Todo o processo acima referido, de invalidação ou construção de conhecimento, em sua consubstanciação como projeto político, diz respeito ao papel do conhecimento na dominação de classe, na perspectiva dos setores hegemônicos. Interessa-nos observar como se dá a contrapartida dia1ética desse processo, que se manifesta através da luta dos trabalhadores. É preciso que nos detenhamos, primeiramente, na análise do papel dos canais tradicionalmente utilizados nessa luta, que se situam entre os espaços institucionais da sociedade. É justamente o caráter de instituição do sindicato e do partido político que garante ás classes em luta um espaço legalizado para o processamento dos conflitos. Como a construção da hegemonia das classes dominantes se manifesta nos diversos setores das relações políticas, pode-se dizer que um padrão de dominação se estende na luta sindical e na luta partidária, na medida em que ambos fazem parte da rede político-ideológica que corresponde a uma sociedade com hegemonia burguesa. Por um lado, o sindicato e o partido político são instâncias que representam interesses dos trabalhadores e que realizam inestimáveis conquistas para a classe, na medida em que podem utilizar o espaço legal, que é fundamental para a manutenção da hegemonia das classes dominantes, mas é um espaço de

luta. Por outro lado, as práticas políticas institucionalizadas costumam esbarrar justamente nos limites que a lei e o senso comum colocam aos projetos de transformação política.

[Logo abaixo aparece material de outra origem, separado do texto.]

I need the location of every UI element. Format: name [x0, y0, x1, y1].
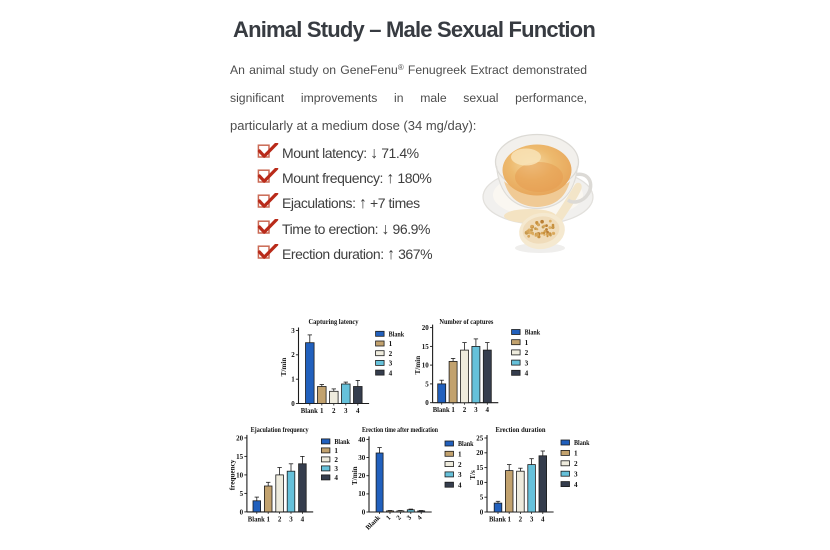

Vale dizer que a luta ideológica desencadeada pelas classes dominantes impõe certas regras, localizadas no sistema jurídico e no senso comum, que limitam as ações na luta, ao ponto suficiente para não se ameaçar a estabilidade das relações sociais de produção. É como se a função do sindicato, no sentido de promover os interesses dos trabalhadores, fosse condicionada por hábitos e visões burguesas sobre a vida e sobre a organização das atividades políticas. Esse aspecto não poderia ser diferente, uma vez que as instituições atuam dialeticamente na luta de classes, contribuindo para manter a 'ordem' social propiciando, ao mesmo tempo, um espaço para o crescimento político das classes subalternas. Entretanto, pode-se dizer que uma parte essencial desse crescimento político tem raízes nas práticas cotidianas de resistência dos trabalhadores.